DDAVP Tablets contain either 0.1 or 0.2 mg desmopressin acetate. Inactive ingredients include: lactose, potato starch, magnesium stearate and povidone.
Central Diabetes Insipidus: DDAVP Tablets are indicated as antidiuretic replacement therapy in the management of central diabetes insipidus and for the management of the temporary polyuria and polydipsia following head trauma or surgery in the pituitary region. DDAVP is ineffective for the treatment of nephrogenic diabetes insipidus.
Patients were selected for therapy based on the diagnosis by means of the water deprivation test, the hypertonic saline infusion test, and/or response to antidiuretic hormone. Continued response to DDAVP can be monitored by measuring urine volume and osmolality.
Primary Nocturnal Enuresis: DDAVP Tablets are indicated for the management of primary nocturnal enuresis. DDAVP may be used alone or as an adjunct to behavioral conditioning or other non-pharmacologic intervention.
Infrequently, large doses of the intranasal formulations of DDAVP and DDAVP Injection have produced transient headache, nausea, flushing and mild abdominal cramps. These symptoms have disappeared with reduction in dosage.

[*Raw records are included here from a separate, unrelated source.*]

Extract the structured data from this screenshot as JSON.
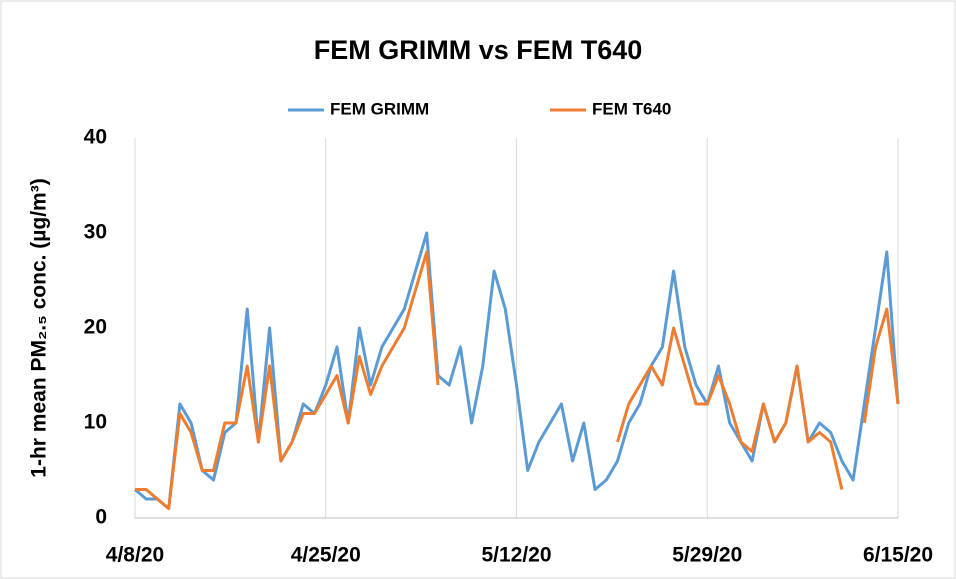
{
  "chart_data": {
    "type": "line",
    "title": "FEM GRIMM vs FEM T640",
    "y_label": "1-hr mean PM₂.₅ conc. (µg/m³)",
    "x": [
      "4/8/20",
      "4/9/20",
      "4/10/20",
      "4/11/20",
      "4/12/20",
      "4/13/20",
      "4/14/20",
      "4/15/20",
      "4/16/20",
      "4/17/20",
      "4/18/20",
      "4/19/20",
      "4/20/20",
      "4/21/20",
      "4/22/20",
      "4/23/20",
      "4/24/20",
      "4/25/20",
      "4/26/20",
      "4/27/20",
      "4/28/20",
      "4/29/20",
      "4/30/20",
      "5/1/20",
      "5/2/20",
      "5/3/20",
      "5/4/20",
      "5/5/20",
      "5/6/20",
      "5/7/20",
      "5/8/20",
      "5/9/20",
      "5/10/20",
      "5/11/20",
      "5/12/20",
      "5/13/20",
      "5/14/20",
      "5/15/20",
      "5/16/20",
      "5/17/20",
      "5/18/20",
      "5/19/20",
      "5/20/20",
      "5/21/20",
      "5/22/20",
      "5/23/20",
      "5/24/20",
      "5/25/20",
      "5/26/20",
      "5/27/20",
      "5/28/20",
      "5/29/20",
      "5/30/20",
      "5/31/20",
      "6/1/20",
      "6/2/20",
      "6/3/20",
      "6/4/20",
      "6/5/20",
      "6/6/20",
      "6/7/20",
      "6/8/20",
      "6/9/20",
      "6/10/20",
      "6/11/20",
      "6/12/20",
      "6/13/20",
      "6/14/20",
      "6/15/20"
    ],
    "series": [
      {
        "name": "FEM GRIMM",
        "color": "#5b9bd5",
        "values": [
          3,
          2,
          2,
          1,
          12,
          10,
          5,
          4,
          9,
          10,
          22,
          8,
          20,
          6,
          8,
          12,
          11,
          14,
          18,
          10,
          20,
          14,
          18,
          20,
          22,
          26,
          30,
          15,
          14,
          18,
          10,
          16,
          26,
          22,
          14,
          5,
          8,
          10,
          12,
          6,
          10,
          3,
          4,
          6,
          10,
          12,
          16,
          18,
          26,
          18,
          14,
          12,
          16,
          10,
          8,
          6,
          12,
          8,
          10,
          16,
          8,
          10,
          9,
          6,
          4,
          12,
          20,
          28,
          12
        ]
      },
      {
        "name": "FEM T640",
        "color": "#ed7d31",
        "values": [
          3,
          3,
          2,
          1,
          11,
          9,
          5,
          5,
          10,
          10,
          16,
          8,
          16,
          6,
          8,
          11,
          11,
          13,
          15,
          10,
          17,
          13,
          16,
          18,
          20,
          24,
          28,
          14,
          null,
          null,
          null,
          null,
          null,
          null,
          null,
          null,
          null,
          null,
          null,
          null,
          null,
          null,
          null,
          8,
          12,
          14,
          16,
          14,
          20,
          16,
          12,
          12,
          15,
          12,
          8,
          7,
          12,
          8,
          10,
          16,
          8,
          9,
          8,
          3,
          null,
          10,
          18,
          22,
          12
        ]
      }
    ],
    "xlim": [
      "4/8/20",
      "6/15/20"
    ],
    "xticks": [
      "4/8/20",
      "4/25/20",
      "5/12/20",
      "5/29/20",
      "6/15/20"
    ],
    "ylim": [
      0,
      40
    ],
    "yticks": [
      0,
      10,
      20,
      30,
      40
    ],
    "grid": "x",
    "legend": "top"
  }
}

Central Diabetes Insipidus: In long-term clinical studies in which patients with diabetes insipidus were followed for periods up to 44 months of DDAVP Tablet therapy, transient increases in AST (SGOT) no higher than 1.5 times the upper limit of normal were occasionally observed. Elevated AST (SGOT) returned to the normal range despite continued use of DDAVP Tablets.
Primary Nocturnal Enuresis: The only adverse event occurring in ≥ 3% of patients in controlled clinical trials with DDAVP Tablets that was probably, possibly, or remotely related to study drug was headache (4% DDAVP, 3% placebo).
Other: The following adverse events have been reported however their relationship to DDAVP has not been established: abnormal thinking, diarrhea, and edema-weight gain.
See WARNINGS for the possibility of water intoxication and hyponatremia.